Feldkirch Im millionenschweren Sanierungsverfahren über den Lecher Sport- und Modehändler Strolz GmbH ist wieder alles offen. Denn kurz vor Ablauf der Fristen wurden zwei Rekurse gegen die Bestätigung des Sanierungsplanes eingebracht. Norbert Stütler, Pressesprecher am Landesgericht, erklärt, dass der Mitte April bestätigte Sanierungsplan damit nicht rechtskräftig werden kann.

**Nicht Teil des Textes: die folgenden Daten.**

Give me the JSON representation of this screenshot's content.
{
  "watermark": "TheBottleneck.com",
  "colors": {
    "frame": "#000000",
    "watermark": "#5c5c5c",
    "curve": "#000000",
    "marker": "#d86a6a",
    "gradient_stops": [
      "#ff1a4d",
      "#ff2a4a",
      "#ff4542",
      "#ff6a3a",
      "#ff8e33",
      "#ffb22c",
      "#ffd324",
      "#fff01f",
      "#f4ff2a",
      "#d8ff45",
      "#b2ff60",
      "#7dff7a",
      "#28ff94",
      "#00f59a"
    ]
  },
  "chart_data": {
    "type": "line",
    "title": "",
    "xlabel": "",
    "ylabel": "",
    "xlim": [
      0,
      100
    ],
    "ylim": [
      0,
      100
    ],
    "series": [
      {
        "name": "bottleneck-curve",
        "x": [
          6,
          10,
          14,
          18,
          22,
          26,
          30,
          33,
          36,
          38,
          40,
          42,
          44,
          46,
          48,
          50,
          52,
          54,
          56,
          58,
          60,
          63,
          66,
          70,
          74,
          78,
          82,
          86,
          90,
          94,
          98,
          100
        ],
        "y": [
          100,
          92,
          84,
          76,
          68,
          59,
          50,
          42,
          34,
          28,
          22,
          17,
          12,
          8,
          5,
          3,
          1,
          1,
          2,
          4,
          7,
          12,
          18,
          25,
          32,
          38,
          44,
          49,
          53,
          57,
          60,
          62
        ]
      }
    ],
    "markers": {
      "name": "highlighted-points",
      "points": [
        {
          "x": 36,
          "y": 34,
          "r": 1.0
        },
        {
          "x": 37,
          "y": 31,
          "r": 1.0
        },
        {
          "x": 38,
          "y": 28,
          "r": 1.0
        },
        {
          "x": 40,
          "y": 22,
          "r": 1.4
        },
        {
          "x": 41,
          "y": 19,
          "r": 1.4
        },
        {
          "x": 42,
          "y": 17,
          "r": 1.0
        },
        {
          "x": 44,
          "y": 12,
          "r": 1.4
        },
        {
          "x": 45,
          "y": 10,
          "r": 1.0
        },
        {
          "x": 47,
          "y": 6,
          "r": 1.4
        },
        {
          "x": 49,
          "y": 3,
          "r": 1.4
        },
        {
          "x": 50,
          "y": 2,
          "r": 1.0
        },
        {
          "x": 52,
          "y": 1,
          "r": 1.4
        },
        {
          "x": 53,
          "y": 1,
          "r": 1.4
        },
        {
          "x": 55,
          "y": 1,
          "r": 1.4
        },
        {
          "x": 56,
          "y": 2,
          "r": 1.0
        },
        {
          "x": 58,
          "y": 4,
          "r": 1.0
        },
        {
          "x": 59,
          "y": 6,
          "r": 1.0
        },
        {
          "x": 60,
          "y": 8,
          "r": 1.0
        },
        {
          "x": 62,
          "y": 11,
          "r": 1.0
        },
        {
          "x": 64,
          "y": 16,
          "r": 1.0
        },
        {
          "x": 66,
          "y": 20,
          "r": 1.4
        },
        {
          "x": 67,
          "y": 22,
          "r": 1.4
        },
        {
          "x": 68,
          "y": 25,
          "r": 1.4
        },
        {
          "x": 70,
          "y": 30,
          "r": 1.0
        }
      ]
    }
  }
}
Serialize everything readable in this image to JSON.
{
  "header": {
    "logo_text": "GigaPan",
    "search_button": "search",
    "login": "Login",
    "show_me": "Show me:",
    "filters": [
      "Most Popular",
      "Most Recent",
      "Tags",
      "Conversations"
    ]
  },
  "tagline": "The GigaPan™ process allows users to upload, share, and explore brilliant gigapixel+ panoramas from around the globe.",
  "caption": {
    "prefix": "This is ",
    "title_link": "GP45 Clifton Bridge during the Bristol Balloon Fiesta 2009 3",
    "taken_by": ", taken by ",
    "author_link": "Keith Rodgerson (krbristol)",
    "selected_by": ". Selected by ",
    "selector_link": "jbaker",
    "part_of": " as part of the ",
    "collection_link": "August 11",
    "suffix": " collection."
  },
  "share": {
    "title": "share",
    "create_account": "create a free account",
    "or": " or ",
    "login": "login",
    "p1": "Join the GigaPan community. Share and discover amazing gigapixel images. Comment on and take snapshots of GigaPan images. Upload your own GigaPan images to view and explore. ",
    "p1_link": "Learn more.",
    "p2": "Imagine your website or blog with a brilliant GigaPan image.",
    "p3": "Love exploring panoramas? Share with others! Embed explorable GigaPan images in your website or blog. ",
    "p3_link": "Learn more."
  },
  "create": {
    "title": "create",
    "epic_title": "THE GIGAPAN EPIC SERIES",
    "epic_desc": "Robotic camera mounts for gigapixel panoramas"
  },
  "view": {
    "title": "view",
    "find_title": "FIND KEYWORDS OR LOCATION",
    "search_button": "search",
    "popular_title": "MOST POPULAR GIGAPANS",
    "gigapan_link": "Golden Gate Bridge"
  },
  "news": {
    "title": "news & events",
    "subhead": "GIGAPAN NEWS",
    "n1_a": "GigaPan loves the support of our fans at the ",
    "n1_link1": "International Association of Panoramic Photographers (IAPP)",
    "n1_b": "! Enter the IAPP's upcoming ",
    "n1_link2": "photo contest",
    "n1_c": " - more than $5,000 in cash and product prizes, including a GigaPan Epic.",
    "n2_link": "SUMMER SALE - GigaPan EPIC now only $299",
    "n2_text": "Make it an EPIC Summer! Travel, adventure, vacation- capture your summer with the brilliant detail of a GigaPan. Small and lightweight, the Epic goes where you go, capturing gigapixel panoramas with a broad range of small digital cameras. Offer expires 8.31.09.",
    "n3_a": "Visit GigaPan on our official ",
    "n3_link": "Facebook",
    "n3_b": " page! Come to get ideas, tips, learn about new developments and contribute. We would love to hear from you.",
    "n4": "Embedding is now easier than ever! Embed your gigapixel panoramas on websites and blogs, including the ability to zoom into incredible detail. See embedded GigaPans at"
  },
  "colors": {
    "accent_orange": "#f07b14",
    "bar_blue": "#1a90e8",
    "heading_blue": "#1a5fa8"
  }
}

Jetzt geht das Sanierungsverfahren zur Prüfung an das Oberlandesgericht Innsbruck. Das OLG kann den Beschluss des Erstgerichtes bestätigen, wonach der mehrheitlich angenommene Sanierungsplan in Rechtskraft erwächst. Oder das Verfahren wird zur neuerlichen Entscheidungsfindung an das Landesgericht zurückgeschickt. Dann muss neu verhandelt werden. Wer die Rekurse eingebracht hat, steht offiziell nicht fest. Aus Gläubigerkreisen ist aber zu erfahren, dass unter anderem zwei Vorarlberger Regionalbanken dem Sanierungsplan nicht zugestimmt haben.